Another reason voters are angry

November 07, 1994|By James K. Galbraith

Austin, Tex. -- DESPITE STEADY growth and low inflation, polls show that voters, especially the middle class, are unhappy and may not reward the Democrats.

Have they forgotten economic growth?

No, but higher interest rates have spoiled the benefits of growth for many Americans.

Contrary to the prevailing consensus, the growth record in this period of expansion is poor. Total real growth in the first three years after recessions in 1970, 1974 and 1982 averaged nearly 16 percent.

But from 1991-94, total growth will barely reach 10 percent. Expansions have been rewarded at the polls in years of high growth: 5.3 percent in 1964, 5.4 percent in 1972, 7.8 percent in 1984.

No such good year has occurred this time.

In recoveries, the early gains in income go mainly to businesses and the newly employed. Continuously employed working people -- the majority -- gain little at first.

Average hourly wages and weekly earnings haven't risen in this expansion, when inflation is taken into account. Wages rise only when the economic growth rate is high and labor markets grow tight. This hasn't happened, and a policy that accepts 6 percent unemployment will prevent it now.

This year, rising interest rates have hit the middle class hard.

They raise the cost of mortgages and other loans. They depress mutual funds. They depress the housing market, where homeowners have their equity. And they lead to tougher credit standards, squeezing buyers of new homes and cars.

On taking office, President Clinton presented a program that would have accelerated growth while placing maximum pressure the Federal Reserve to keep interest rates down.

The program, which was much maligned and quickly discarded, was meant to avoid the slow-growth, rising-rate trap we now see and to avert the angry reaction now upon us.

The administration switched to a program of straight deficit reduction, placing the whole burden on low interest rates to support growth.

Then came another mistake: failure to secure guaranteed cooperation from the Federal Reserve.

Thus the promised benefits of deficit reduction were not realized. Instead, the Fed started chasing phantom inflation.

Long-term interest rates started rising just after Congress acted, as markets speculated that Chairman Alan Greenspan would soon jump Bill Clinton's ship. He did in February, raising short-term rates with the president's public but pained acquiescence.

Since then, the White House has been trapped. It predicted that higher short rates would bring long rates down. It turned out to be wrong.

Now it claims that long-term interest rates will remain high because of demands for capital, even though total credit is up only 5 percent this year.

The markets are not fooled.

All attention focuses every six weeks on the real seat of power, the Fed. And every piece of good news -- for example, the rise in construction spending reported last Wednesday -- sends the stock and bond markets down in anticipation of a new increase in interest rates.

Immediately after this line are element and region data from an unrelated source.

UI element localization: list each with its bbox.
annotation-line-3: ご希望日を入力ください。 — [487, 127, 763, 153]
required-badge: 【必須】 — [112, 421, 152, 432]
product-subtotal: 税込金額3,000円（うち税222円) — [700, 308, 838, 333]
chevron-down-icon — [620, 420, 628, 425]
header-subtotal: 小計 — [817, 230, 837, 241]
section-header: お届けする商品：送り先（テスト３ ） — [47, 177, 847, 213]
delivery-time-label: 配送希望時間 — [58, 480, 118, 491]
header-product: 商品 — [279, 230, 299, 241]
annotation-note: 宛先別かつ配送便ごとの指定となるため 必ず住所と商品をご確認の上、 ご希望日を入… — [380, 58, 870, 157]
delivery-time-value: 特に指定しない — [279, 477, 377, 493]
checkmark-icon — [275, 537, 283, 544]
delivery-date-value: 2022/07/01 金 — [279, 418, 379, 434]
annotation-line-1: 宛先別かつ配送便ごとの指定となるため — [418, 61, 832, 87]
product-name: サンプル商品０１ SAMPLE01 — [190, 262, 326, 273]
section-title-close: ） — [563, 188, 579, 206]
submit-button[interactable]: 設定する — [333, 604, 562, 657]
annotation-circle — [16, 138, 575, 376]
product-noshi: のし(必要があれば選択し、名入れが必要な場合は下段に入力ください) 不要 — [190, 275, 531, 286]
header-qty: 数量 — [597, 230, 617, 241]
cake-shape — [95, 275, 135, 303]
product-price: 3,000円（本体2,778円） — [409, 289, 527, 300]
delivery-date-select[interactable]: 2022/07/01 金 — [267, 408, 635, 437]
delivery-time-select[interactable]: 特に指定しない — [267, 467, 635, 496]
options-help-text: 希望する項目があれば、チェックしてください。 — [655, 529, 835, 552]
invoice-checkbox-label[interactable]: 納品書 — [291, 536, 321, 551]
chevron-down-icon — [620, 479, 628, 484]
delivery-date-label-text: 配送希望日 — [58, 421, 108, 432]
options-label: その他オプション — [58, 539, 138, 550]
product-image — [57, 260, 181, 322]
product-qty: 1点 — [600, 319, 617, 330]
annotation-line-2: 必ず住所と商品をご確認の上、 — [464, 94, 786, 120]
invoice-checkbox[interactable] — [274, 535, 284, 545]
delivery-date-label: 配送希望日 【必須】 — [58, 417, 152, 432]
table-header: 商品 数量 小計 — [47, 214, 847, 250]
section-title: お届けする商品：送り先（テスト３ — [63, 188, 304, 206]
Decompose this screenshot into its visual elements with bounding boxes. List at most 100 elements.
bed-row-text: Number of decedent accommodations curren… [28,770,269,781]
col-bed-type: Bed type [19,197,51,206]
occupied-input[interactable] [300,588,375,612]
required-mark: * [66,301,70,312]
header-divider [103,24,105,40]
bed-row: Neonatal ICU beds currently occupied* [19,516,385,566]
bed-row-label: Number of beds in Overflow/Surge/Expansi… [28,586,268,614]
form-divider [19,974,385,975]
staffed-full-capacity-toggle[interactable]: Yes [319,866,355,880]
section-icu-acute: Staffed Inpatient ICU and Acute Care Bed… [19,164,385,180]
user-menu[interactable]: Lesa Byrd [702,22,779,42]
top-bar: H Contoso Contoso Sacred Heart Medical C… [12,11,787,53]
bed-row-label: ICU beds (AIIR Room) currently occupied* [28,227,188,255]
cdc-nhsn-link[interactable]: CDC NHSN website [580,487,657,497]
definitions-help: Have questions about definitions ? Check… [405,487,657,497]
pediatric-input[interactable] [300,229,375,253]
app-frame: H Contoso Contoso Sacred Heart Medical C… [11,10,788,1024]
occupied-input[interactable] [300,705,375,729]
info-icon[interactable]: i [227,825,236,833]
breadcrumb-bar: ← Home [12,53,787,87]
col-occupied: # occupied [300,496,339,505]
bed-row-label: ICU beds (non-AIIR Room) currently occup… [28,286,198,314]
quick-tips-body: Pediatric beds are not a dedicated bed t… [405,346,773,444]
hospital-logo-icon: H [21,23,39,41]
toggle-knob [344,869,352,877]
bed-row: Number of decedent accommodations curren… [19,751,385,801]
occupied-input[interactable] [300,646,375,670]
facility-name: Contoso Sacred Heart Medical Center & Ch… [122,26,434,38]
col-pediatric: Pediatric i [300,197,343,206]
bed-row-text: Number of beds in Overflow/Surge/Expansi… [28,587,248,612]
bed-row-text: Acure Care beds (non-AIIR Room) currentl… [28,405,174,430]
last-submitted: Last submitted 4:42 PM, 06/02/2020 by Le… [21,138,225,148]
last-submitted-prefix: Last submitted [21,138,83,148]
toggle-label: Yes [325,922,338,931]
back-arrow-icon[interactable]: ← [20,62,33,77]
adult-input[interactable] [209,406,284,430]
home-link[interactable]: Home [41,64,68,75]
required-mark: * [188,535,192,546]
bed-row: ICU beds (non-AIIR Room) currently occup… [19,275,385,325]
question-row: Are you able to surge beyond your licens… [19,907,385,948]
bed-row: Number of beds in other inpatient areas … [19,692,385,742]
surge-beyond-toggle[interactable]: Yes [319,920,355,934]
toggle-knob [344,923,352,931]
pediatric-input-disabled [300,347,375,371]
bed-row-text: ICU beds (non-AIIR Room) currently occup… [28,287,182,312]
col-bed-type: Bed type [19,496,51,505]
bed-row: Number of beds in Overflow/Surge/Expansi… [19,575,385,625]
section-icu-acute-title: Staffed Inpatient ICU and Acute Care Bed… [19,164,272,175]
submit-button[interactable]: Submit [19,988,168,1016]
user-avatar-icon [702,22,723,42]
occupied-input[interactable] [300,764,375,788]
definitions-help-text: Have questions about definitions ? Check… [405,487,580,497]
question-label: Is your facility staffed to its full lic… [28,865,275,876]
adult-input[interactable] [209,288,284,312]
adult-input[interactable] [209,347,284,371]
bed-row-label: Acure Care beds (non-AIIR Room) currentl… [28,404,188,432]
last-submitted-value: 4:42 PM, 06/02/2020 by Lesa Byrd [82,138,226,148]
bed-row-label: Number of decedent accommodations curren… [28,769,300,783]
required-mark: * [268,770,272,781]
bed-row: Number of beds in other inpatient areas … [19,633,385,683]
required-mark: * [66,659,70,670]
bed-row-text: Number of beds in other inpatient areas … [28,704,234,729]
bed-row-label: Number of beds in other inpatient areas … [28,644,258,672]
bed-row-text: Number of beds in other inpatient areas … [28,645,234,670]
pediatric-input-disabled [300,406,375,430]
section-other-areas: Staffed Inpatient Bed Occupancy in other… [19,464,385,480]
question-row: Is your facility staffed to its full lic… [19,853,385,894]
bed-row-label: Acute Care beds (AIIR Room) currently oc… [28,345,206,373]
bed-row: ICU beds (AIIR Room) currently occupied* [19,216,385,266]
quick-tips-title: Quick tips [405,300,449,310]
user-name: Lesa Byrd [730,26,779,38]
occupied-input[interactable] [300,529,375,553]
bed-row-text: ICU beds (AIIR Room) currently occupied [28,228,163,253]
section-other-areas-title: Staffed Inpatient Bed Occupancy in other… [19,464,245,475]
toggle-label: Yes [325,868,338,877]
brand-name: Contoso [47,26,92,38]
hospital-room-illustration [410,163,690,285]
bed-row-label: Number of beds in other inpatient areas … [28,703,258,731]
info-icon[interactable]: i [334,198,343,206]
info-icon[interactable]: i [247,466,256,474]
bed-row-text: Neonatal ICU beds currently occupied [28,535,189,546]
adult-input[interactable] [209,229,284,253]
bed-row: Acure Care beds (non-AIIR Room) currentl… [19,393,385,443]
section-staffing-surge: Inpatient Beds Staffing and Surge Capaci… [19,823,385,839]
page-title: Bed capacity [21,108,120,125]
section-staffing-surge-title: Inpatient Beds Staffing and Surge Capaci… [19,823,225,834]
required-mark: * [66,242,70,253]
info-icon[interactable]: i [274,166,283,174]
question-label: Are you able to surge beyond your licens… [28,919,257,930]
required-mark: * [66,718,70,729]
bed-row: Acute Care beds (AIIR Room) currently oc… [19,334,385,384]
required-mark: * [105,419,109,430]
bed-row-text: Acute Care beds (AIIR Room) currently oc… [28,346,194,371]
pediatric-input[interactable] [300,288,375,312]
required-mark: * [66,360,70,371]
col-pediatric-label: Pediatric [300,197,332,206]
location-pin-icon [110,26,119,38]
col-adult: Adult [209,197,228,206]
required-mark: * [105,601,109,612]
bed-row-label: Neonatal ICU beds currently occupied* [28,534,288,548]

The essential step now is to stabilize interest rates. If the administration remains silent, the new Congress, which has authority over the Federal Reserve, should act.

Some rates could even be lowered selectively, perhaps through a congressional program of economic recovery loans to states with high unemployment, such as New York, New Jersey and California.

But if interest rates continue to rise, Congress will be obliged to recognize that there is no way to reconcile responsible fiscal policy with the public's well-justified demand for economic progress.

Congress should then forge ahead with its own round of public investment and employment programs, a higher minimum wage and even a working-class tax cut, perhaps in the Social Security payroll tax.

Then the next administration might relearn the lesson that low and stable interest rates must accompany deficit reduction.

James K. Galbraith teaches economics at the Lyndon B. Johnson School of Public Affairs at the University of Texas. He wrote this for the New York Times.